The anode material may be any chemically inert conductive material in an alkaline aqueous solution, such as stainless steel, platinum, graphite, carbon, conductive plastics. The anode may also consist of a coating applied to another material, for example: a noble metal oxide such as ruthenium oxide is coated onto the titanium metal. 316L stainless steel is preferred as the anode.

The electrolysis temperature is-10 to 80 ℃, and 10 to 35 ℃ is preferred as the temperature of the electrolysis reaction in consideration of volatilization of the solvent, solubility of the reactant in the electrolysis reaction solution, and conductivity of the electrolysis reaction solution.

The cell pressure in the electrolysis process is 7-10V.

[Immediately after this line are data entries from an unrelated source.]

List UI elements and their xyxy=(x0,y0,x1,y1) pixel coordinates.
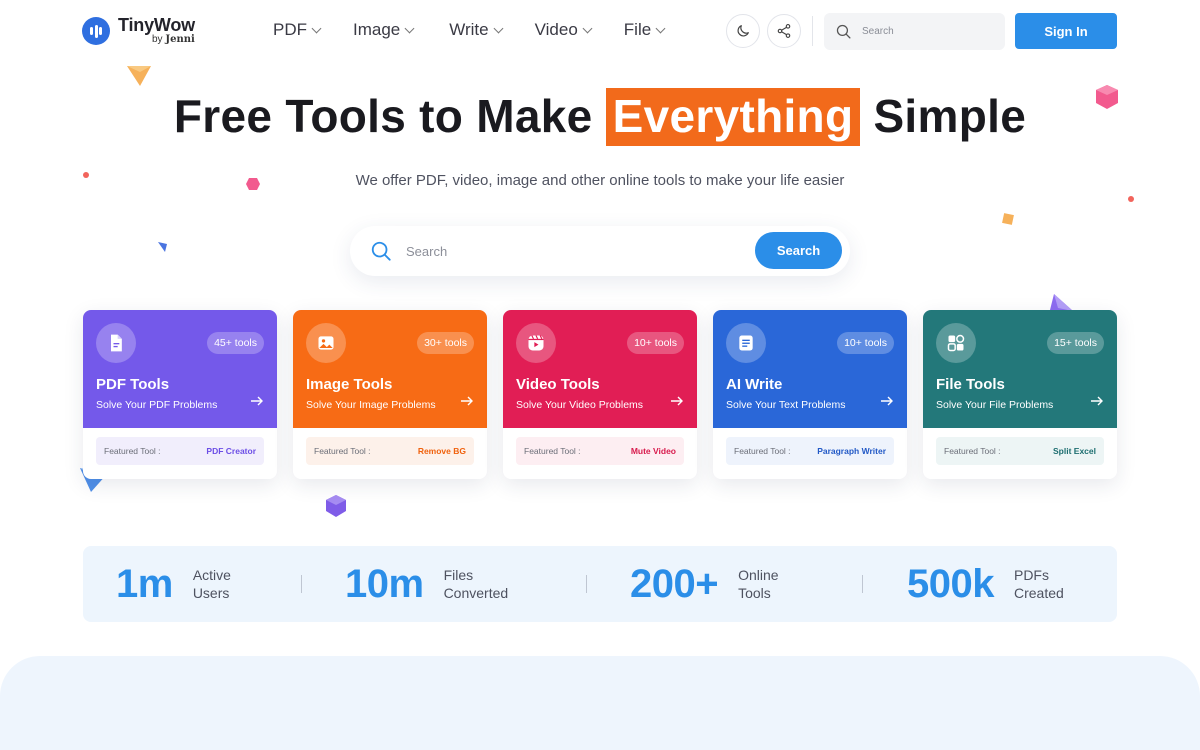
logo-subtitle: by Jenni xyxy=(152,34,195,45)
card-title: Video Tools xyxy=(516,376,600,393)
main-search-input[interactable]: Search xyxy=(406,244,447,259)
nav-item-video[interactable]: Video xyxy=(535,20,593,40)
stat-online-tools: 200+ Online Tools xyxy=(630,546,818,622)
site-header: TinyWow by Jenni PDF Image Write Video F… xyxy=(0,0,1200,64)
featured-tool-link[interactable]: Featured Tool : Split Excel xyxy=(936,437,1104,465)
tool-count-badge: 10+ tools xyxy=(627,332,684,354)
pdf-file-icon xyxy=(96,323,136,363)
arrow-right-icon xyxy=(461,396,473,406)
featured-tool-link[interactable]: Featured Tool : PDF Creator xyxy=(96,437,264,465)
arrow-right-icon xyxy=(251,396,263,406)
card-description: Solve Your Video Problems xyxy=(516,399,644,411)
image-icon xyxy=(306,323,346,363)
decorative-triangle-icon xyxy=(127,66,151,86)
logo[interactable]: TinyWow by Jenni xyxy=(82,16,195,45)
nav-item-image[interactable]: Image xyxy=(353,20,415,40)
stats-bar: 1m Active Users 10m Files Converted 200+ O… xyxy=(83,546,1117,622)
stat-active-users: 1m Active Users xyxy=(116,546,273,622)
header-divider xyxy=(812,16,813,46)
moon-icon xyxy=(737,25,749,37)
search-icon xyxy=(836,24,851,39)
chevron-down-icon xyxy=(493,23,504,33)
hero-subtitle: We offer PDF, video, image and other onl… xyxy=(355,172,845,189)
tool-card-image[interactable]: 30+ tools Image Tools Solve Your Image P… xyxy=(293,310,487,479)
nav-item-file[interactable]: File xyxy=(624,20,666,40)
tool-count-badge: 10+ tools xyxy=(837,332,894,354)
search-icon xyxy=(371,241,391,261)
tool-card-file[interactable]: 15+ tools File Tools Solve Your File Pro… xyxy=(923,310,1117,479)
document-text-icon xyxy=(726,323,766,363)
stat-divider xyxy=(862,575,863,593)
header-search-placeholder: Search xyxy=(862,26,894,37)
bottom-section-background xyxy=(0,656,1200,750)
stat-divider xyxy=(301,575,302,593)
logo-title: TinyWow xyxy=(118,15,195,35)
theme-toggle-button[interactable] xyxy=(726,14,760,48)
stat-label: Active Users xyxy=(192,567,231,601)
stat-label: Files Converted xyxy=(443,567,509,601)
main-search-bar[interactable]: Search Search xyxy=(350,226,850,276)
card-description: Solve Your File Problems xyxy=(936,399,1054,411)
featured-tool-link[interactable]: Featured Tool : Mute Video xyxy=(516,437,684,465)
card-title: File Tools xyxy=(936,376,1005,393)
card-description: Solve Your Image Problems xyxy=(306,399,436,411)
featured-tool-link[interactable]: Featured Tool : Paragraph Writer xyxy=(726,437,894,465)
decorative-square xyxy=(1002,213,1014,225)
header-search-input[interactable]: Search xyxy=(824,13,1005,50)
stat-label: PDFs Created xyxy=(1013,567,1064,601)
featured-tool-link[interactable]: Featured Tool : Remove BG xyxy=(306,437,474,465)
tool-count-badge: 45+ tools xyxy=(207,332,264,354)
arrow-right-icon xyxy=(881,396,893,406)
stat-value: 10m xyxy=(345,561,424,606)
decorative-triangle-icon xyxy=(158,242,167,252)
chevron-down-icon xyxy=(655,23,666,33)
nav-item-write[interactable]: Write xyxy=(449,20,504,40)
stat-pdfs-created: 500k PDFs Created xyxy=(907,546,1094,622)
card-description: Solve Your Text Problems xyxy=(726,399,846,411)
file-grid-icon xyxy=(936,323,976,363)
video-icon xyxy=(516,323,556,363)
card-title: AI Write xyxy=(726,376,783,393)
card-description: Solve Your PDF Problems xyxy=(96,399,218,411)
tool-card-video[interactable]: 10+ tools Video Tools Solve Your Video P… xyxy=(503,310,697,479)
arrow-right-icon xyxy=(671,396,683,406)
arrow-right-icon xyxy=(1091,396,1103,406)
share-icon xyxy=(777,24,791,38)
nav-item-pdf[interactable]: PDF xyxy=(273,20,322,40)
stat-value: 1m xyxy=(116,561,173,606)
chevron-down-icon xyxy=(582,23,593,33)
decorative-cube-icon xyxy=(326,495,346,517)
tool-count-badge: 15+ tools xyxy=(1047,332,1104,354)
sign-in-button[interactable]: Sign In xyxy=(1015,13,1117,49)
search-button[interactable]: Search xyxy=(755,232,842,269)
stat-files-converted: 10m Files Converted xyxy=(345,546,524,622)
stat-divider xyxy=(586,575,587,593)
hero-title: Free Tools to Make Everything Simple xyxy=(0,88,1200,146)
hero-title-highlight: Everything xyxy=(605,88,861,146)
stat-label: Online Tools xyxy=(738,567,779,601)
share-button[interactable] xyxy=(767,14,801,48)
tool-card-ai-write[interactable]: 10+ tools AI Write Solve Your Text Probl… xyxy=(713,310,907,479)
chevron-down-icon xyxy=(404,23,415,33)
chevron-down-icon xyxy=(311,23,322,33)
main-nav: PDF Image Write Video File xyxy=(273,20,666,40)
card-title: Image Tools xyxy=(306,376,393,393)
tool-count-badge: 30+ tools xyxy=(417,332,474,354)
stat-value: 500k xyxy=(907,561,994,606)
tool-card-pdf[interactable]: 45+ tools PDF Tools Solve Your PDF Probl… xyxy=(83,310,277,479)
decorative-dot xyxy=(1128,196,1134,202)
logo-icon xyxy=(82,16,110,45)
stat-value: 200+ xyxy=(630,561,719,606)
card-title: PDF Tools xyxy=(96,376,170,393)
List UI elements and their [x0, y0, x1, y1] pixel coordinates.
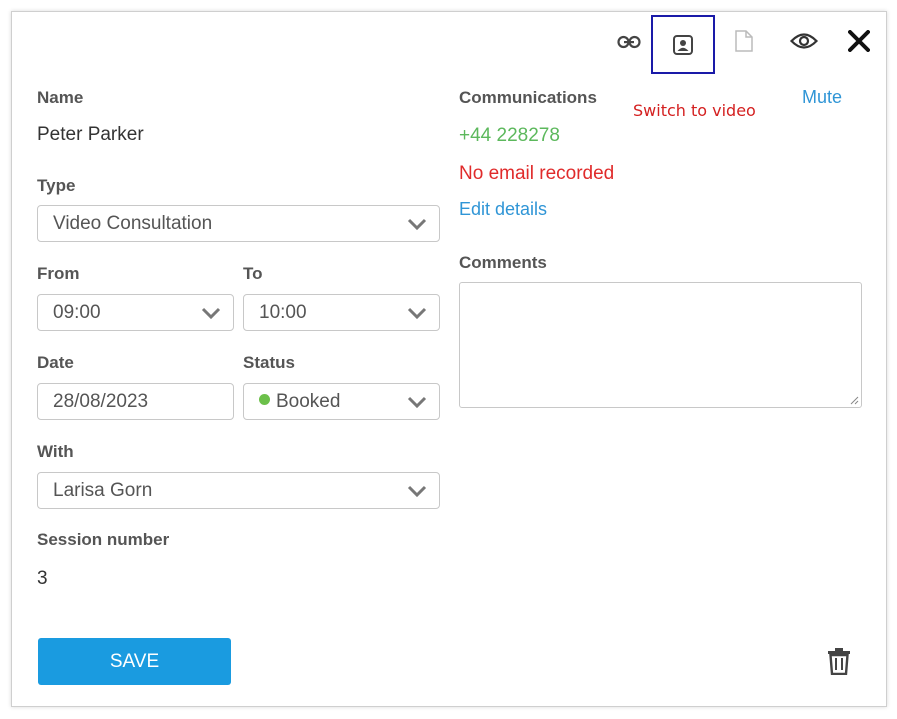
switch-to-video-button[interactable]	[651, 15, 715, 74]
status-select[interactable]: Booked	[243, 383, 440, 420]
communications-label: Communications	[459, 88, 597, 107]
chevron-down-icon	[407, 307, 427, 320]
email-status: No email recorded	[459, 163, 615, 184]
person-video-icon	[673, 34, 693, 55]
delete-button[interactable]	[822, 644, 856, 678]
type-select-value: Video Consultation	[53, 213, 213, 234]
session-number-value: 3	[37, 568, 48, 589]
close-button[interactable]	[844, 26, 874, 56]
chevron-down-icon	[201, 307, 221, 320]
type-label: Type	[37, 176, 76, 195]
session-number-label: Session number	[37, 530, 170, 549]
document-button[interactable]	[730, 27, 758, 55]
preview-button[interactable]	[788, 26, 820, 56]
comments-textarea[interactable]	[459, 282, 862, 408]
name-label: Name	[37, 88, 84, 107]
phone-number: +44 228278	[459, 125, 560, 146]
name-value: Peter Parker	[37, 124, 144, 145]
status-select-value: Booked	[276, 391, 341, 412]
save-button[interactable]: SAVE	[38, 638, 231, 685]
with-select-value: Larisa Gorn	[53, 480, 153, 501]
with-select[interactable]: Larisa Gorn	[37, 472, 440, 509]
eye-icon	[790, 33, 818, 49]
copy-link-button[interactable]	[615, 28, 643, 56]
chevron-down-icon	[407, 485, 427, 498]
comments-label: Comments	[459, 253, 547, 272]
link-icon	[617, 35, 641, 49]
resize-handle-icon[interactable]	[850, 396, 859, 405]
switch-to-video-annotation: Switch to video	[633, 101, 756, 120]
status-dot	[259, 394, 270, 406]
chevron-down-icon	[407, 396, 427, 409]
date-input[interactable]: 28/08/2023	[37, 383, 234, 420]
status-label: Status	[243, 353, 295, 372]
from-label: From	[37, 264, 80, 283]
from-select-value: 09:00	[53, 302, 101, 323]
date-input-value: 28/08/2023	[53, 391, 149, 412]
close-icon	[848, 30, 870, 52]
type-select[interactable]: Video Consultation	[37, 205, 440, 242]
document-icon	[735, 30, 753, 52]
chevron-down-icon	[407, 218, 427, 231]
date-label: Date	[37, 353, 74, 372]
trash-icon	[828, 648, 850, 675]
edit-details-link[interactable]: Edit details	[459, 199, 547, 220]
mute-link[interactable]: Mute	[802, 87, 842, 108]
to-select[interactable]: 10:00	[243, 294, 440, 331]
appointment-dialog: Switch to video Mute Name Peter Parker T…	[11, 11, 887, 707]
with-label: With	[37, 442, 74, 461]
to-select-value: 10:00	[259, 302, 307, 323]
from-select[interactable]: 09:00	[37, 294, 234, 331]
to-label: To	[243, 264, 263, 283]
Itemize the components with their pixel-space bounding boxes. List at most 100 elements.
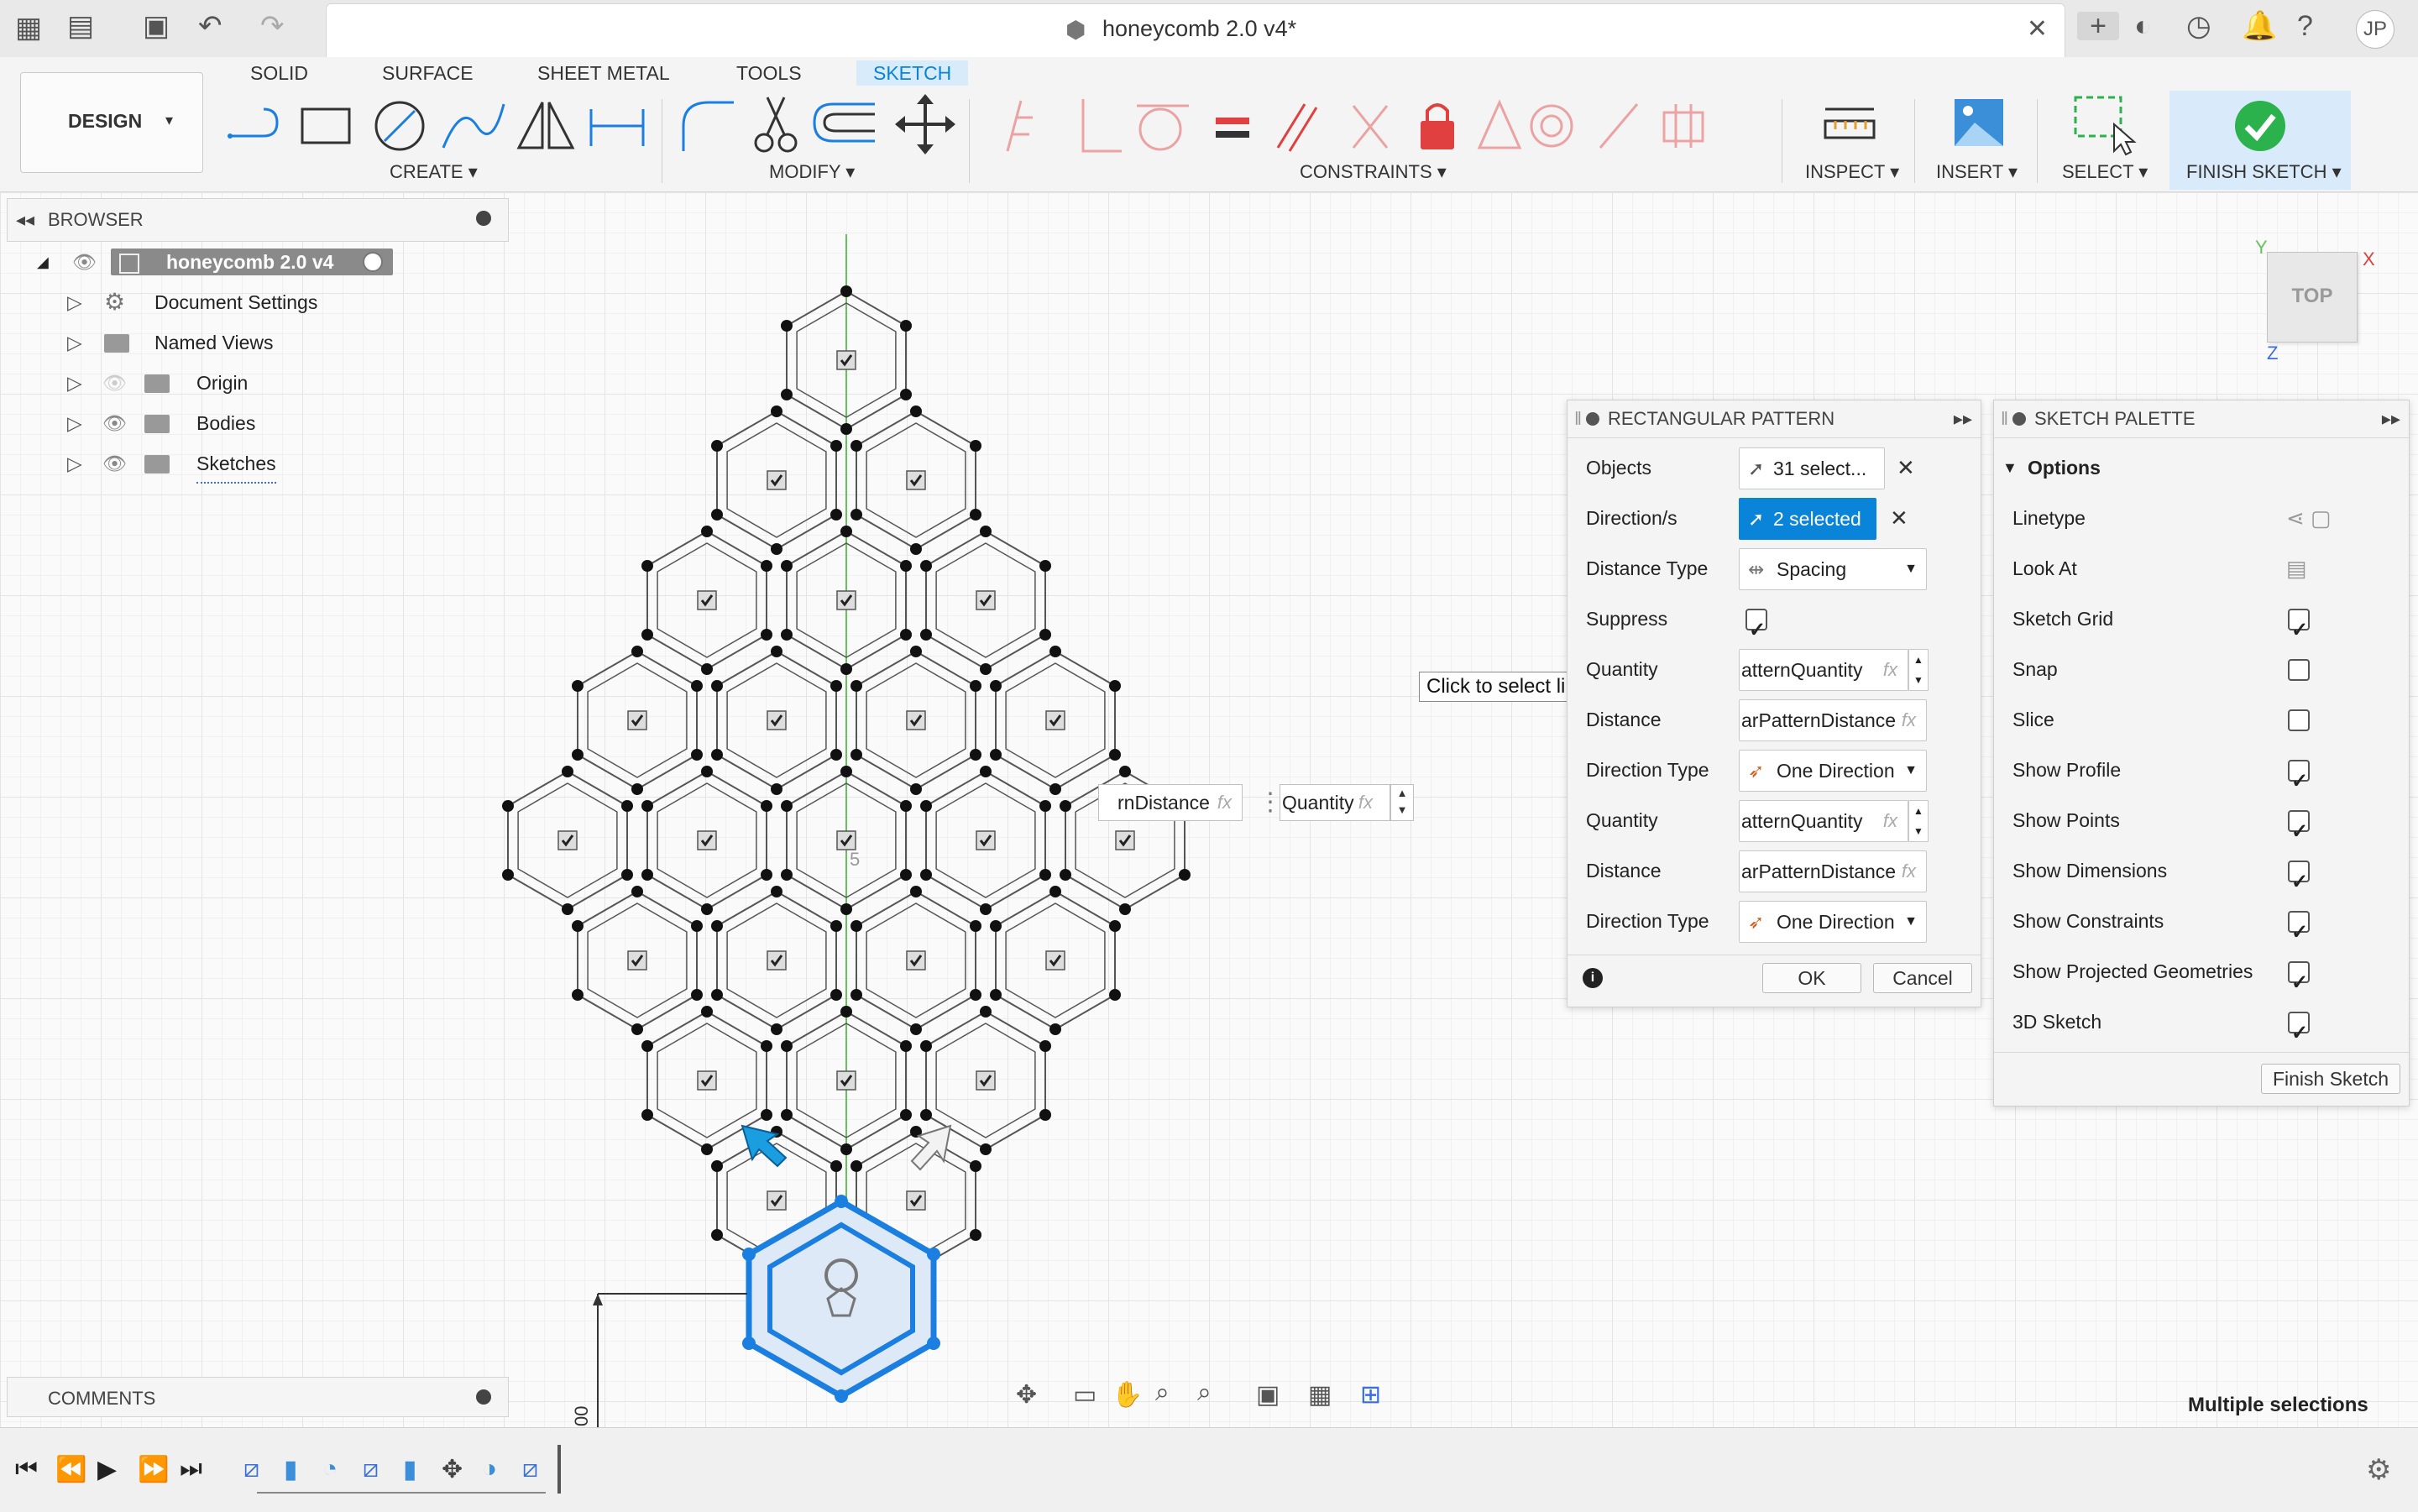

The electrolysis reaction according to the invention can be carried out batchwise or in a continuous or semi-continuous manner. The electrolysis cell may be a stirred cell containing electrodes or a flow cell of any conventional design. The electrolytic cell may be a single-chamber cell or a diaphragm cell, preferably a diaphragm cell. Separator materials which can be used are various anion or cation exchange membranes, porous Teflon, asbestos or glass, preferably perfluorosulphonic cation membranes, as the diaphragm of the electrolysis cell.

While oxygen evolution as an anodic reaction is preferred, many other anodic reactions can be used. Including the evolution of chlorine and bromine molecules, or the production of carbon dioxide by the oxidation of protective materials such as formate or oxalate or the formation of valuable by-products by the oxidation of organic reactants.

The invention has the following beneficial effects:

(1) the invention adopts silver-nickel alloy as electrode material, has high catalytic activity and is easy to process;

(2) the solvent adopted by the method is green and environment-friendly and is convenient to recover;

(3) the catholyte adopted by the method has good conductivity and low pressure of the electrolytic bath;

(4) the invention realizes the conversion of dichloromethane into methane with high selectivity (more than 90%) by an electrochemical method, and is beneficial to recovery.

Drawings

FIG. 1 is an H-type electrolytic cell used in the present invention.

Detailed Description

The present invention is further illustrated by the following examples, which are not intended to limit the scope of the invention.